Sığ milliyetçilik tartışmalarını bulantıyla izlerken “memleket
nasıl sevilir” sorusunun yanıtını yeniden buldum şairde. Yoksul,
cahil, ne zihni ne de bedeni doğru dürüst beslenmemiş insanların
yazgısını değiştirme mücadelesidir memleket sevgisi. AKP sayesinde,
memleketini terk etmek için fırsat kollayan gençlerin bencil
arayışlarına hüzünle tanık oluyorum. Ben yapamam; pek vefalı olmasa
da, çıkarı öne koyup, incitici tutum takınsa da, bu insanlar, bu
memleket bizim. Öyle öğrendik, yetiştik. Sığ tartışmaların
gölgesinde
Çok zamandır “Şimdi sus, sırası değil, seçim arifesinde dillenecek
söz var, dillenmeyecek olanı var” diye uyarıyor insanlar birbirini.

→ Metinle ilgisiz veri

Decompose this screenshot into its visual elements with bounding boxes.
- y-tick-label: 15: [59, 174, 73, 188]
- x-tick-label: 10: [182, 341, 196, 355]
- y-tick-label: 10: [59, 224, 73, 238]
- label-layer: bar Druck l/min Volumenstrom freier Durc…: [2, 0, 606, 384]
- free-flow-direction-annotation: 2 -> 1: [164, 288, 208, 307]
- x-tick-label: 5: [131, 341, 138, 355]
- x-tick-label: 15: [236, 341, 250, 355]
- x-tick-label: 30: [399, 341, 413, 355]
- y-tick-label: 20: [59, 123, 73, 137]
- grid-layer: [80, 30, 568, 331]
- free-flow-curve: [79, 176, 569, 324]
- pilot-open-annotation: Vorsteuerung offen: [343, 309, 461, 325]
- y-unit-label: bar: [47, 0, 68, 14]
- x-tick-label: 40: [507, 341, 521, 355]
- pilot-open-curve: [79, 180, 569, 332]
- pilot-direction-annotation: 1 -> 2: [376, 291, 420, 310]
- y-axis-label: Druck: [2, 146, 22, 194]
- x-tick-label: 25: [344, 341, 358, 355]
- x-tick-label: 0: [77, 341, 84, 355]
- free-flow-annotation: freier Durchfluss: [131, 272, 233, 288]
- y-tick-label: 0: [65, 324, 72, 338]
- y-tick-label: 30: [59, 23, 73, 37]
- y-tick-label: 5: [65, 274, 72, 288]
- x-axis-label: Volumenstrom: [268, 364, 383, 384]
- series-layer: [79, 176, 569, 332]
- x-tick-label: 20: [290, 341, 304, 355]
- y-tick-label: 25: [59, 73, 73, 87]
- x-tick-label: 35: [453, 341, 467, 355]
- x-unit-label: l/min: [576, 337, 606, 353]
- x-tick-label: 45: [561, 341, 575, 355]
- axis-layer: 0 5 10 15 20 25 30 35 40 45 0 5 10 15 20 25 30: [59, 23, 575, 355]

Zamanı değil, de ne zaman gelecek “aydınlanma mücadelesi” veren
insanın özgürce ifadesini dile getireceği koşullar? 12 Eylül
1980’den bu tarafa artarak süren olağanüstü hal koşullarında,
nedense ırkçılara, dincilere taviz vermek mecbur hale geldi. Darbe
başarıldı işte, kimse “sahte Amerikan rüyası” dışında bir dünya
tahayyül edemiyor. Düzen ettirmiyor.
Tam sırasıyla dökecektim kâğıda ülkücülerin içinde olduğu
cinayetleri, baktım “Mansur Yavaş”a aşağılık tuzak
kurulmuş. Deneyimli gazeteci ağabeyimiz “içime akıtıyorum şimdilik
sözümü” dedi. Haksız mı? Basın diye yutturulan gazete/
televizyonlarda, Nazi Almanya’sında göremeyeceğiniz yayınlar
ka...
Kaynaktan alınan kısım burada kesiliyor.